Courts continue to differ in views on marital rape

Contradiction arises despite Justice J.S. Verma panel recommendation to make marital rape a crime

August 14, 2021 02:46 pm | Updated December 01, 2021 12:23 pm IST - NEW DELHI:

The report underscored the fact that marital rape immunity had been withdrawn in most foreign jurisdictions.

The report underscored the fact that marital rape immunity had been withdrawn in most foreign jurisdictions.

Four years after the Supreme Court referred to Justice J.S. Verma committee’s recommendation to make marital rape a crime, besides quoting from decisions of courts across the world that “a rapist remains a rapist and marriage with the victim does not convert him into a non-rapist”, Indian courts continue to take views on marital rape that are the polar opposite of each other.

The recent response from courts to complaints of marital rape has been contradictory. When the Kerala High Court backed marital rape as a valid ground for divorce, a court in Maharashtra gave anticipatory bail to a man while concluding that forcible sex with his wife was not an “illegal thing” though she said it left her paralysed.

In 2017, the top court, in Independent Thought versus Union of India , refused to delve into the question of marital rape while examining an exception to Section 375 (rape) of the Indian Penal Code which allows a man to force sex on his wife if she is above 15 years of age. However, in its judgment that declared “sexual intercourse with a girl below 18 years of age is rape regardless of whether she is married or not”, the Supreme Court highlighted that legislative immunity given to marital rape stemmed from the “outdated notion that a wife is no more than a subservient chattel of her husband”.

Similarly, the Gujarat High Court has held that “a law that does not give married and unmarried women equal protection creates conditions that lead to the marital rape”.

“It allows the men and women to believe that wife rape is acceptable. Making wife rape illegal or an offence will remove the destructive attitudes that promote the marital rape,” the High Court had suggested.

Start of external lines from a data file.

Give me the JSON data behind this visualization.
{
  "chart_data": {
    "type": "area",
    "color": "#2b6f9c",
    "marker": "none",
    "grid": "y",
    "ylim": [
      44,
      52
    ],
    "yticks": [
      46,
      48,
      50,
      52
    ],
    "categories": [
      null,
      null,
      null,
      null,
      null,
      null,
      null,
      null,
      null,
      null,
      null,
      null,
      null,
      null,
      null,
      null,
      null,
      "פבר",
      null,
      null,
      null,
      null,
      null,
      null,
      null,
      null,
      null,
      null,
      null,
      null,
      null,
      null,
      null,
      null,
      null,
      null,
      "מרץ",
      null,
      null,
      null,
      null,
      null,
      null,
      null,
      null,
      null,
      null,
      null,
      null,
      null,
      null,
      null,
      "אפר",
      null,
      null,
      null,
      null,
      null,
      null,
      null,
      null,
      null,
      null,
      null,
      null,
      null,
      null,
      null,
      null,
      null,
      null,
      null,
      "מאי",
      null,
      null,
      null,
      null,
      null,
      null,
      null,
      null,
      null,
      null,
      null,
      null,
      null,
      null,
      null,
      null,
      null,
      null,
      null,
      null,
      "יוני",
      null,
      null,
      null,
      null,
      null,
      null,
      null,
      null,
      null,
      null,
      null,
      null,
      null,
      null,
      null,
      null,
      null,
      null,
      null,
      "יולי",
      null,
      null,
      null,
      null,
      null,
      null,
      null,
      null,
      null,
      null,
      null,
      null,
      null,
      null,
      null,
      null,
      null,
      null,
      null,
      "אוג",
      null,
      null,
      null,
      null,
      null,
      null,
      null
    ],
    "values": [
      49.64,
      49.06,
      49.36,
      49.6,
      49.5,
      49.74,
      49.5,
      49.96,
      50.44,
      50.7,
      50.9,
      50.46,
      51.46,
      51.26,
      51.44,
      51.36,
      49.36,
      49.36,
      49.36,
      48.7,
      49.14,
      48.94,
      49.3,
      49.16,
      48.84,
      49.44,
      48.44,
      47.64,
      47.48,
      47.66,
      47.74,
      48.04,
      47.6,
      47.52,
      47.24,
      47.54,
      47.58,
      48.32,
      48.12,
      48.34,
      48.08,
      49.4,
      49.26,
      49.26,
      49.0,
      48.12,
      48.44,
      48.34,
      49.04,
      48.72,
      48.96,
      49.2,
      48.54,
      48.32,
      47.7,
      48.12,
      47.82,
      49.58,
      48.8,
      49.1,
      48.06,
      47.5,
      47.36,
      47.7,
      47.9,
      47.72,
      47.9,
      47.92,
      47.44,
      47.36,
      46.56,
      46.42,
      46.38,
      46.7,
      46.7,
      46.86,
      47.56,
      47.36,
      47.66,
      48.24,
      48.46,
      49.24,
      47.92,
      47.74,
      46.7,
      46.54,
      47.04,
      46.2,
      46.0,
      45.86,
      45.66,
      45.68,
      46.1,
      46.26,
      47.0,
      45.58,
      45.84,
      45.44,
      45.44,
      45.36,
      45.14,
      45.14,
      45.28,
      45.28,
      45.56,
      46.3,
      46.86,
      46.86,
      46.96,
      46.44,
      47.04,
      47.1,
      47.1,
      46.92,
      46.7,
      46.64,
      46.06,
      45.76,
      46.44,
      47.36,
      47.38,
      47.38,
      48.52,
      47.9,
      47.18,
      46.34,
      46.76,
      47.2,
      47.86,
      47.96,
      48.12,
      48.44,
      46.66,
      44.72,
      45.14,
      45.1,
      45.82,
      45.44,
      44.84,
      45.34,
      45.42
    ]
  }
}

Legislative amnesty to marital rape continues to survive in the statute book despite a gamut of decisions by the Supreme Court upholding the bodily integrity and privacy of women.

The right to bodily integrity was recognised in the context of privacy in State of Maharashtra v. Madhukar Narayan Mardikar . Here, the top court observed that no one has a right to violate the person of anyone else, including of an “unchaste woman”.

In Suchita Srivastava v. Chandigarh Administration , the top court backed a “woman’s right to refuse participation in sexual activity or alternatively the insistence on use of contraceptive methods”. The court has held that “rape is not only a crime against the person of a woman, it is a crime against the entire society”.

In State of Punjab v. Gurmit Singh , the court voiced the extent of trauma suffered by a rape survivor, saying “a murderer destroys the physical body of his victim, a rapist degrades the very soul of the helpless female.”

The report submitted by the Justice J.S. Verma Committee of Amendments to Criminal Law of January 2013 had recommended the removal of the marital rape immunity.

“A marital or other relationship between the perpetrator or victim is not a valid defence against the crimes of rape or sexual violation. The relationship between the accused and the complainant is not relevant to the inquiry into whether the complainant consented to the sexual activity. The fact that the accused and victim are married or in another intimate relationship may not be regarded as a mitigating factor justifying lower sentences for rape,” the committee had advised the government unsuccessfully.

The report underscored the fact that marital rape immunity had been withdrawn in most foreign jurisdictions.

In England and Wales, the House of Lords had held in 1991, “marriage is in modern times regarded as a partnership of equals, and no longer one in which the wife must be the subservient chattel of the husband”.

The European Commission of Human Rights in C.R. v. UK had concluded that “a rapist remains a rapist regardless of his relationship with the victim”. Canada had repealed provisions in the Criminal Code which denied criminal liability for marital rape in 1983. South Africa criminalised marital rape in 1993. In Australia, the common law ‘marital rape immunity’ was legislatively abolished in all jurisdictions. The judges found such protection to the husband “offensive to human dignity” and “incompatible with the legal status of a spouse”.

In Eisenstadt v. Baird , the U.S. Supreme Court had observed that a “marital couple is not an independent entity with a mind and heart of its own, but an association of two individuals each with a separate intellectual and emotional makeup.”

The Justice Verma Committee had said that “a rape that actually occurs cannot legislatively be simply wished away”.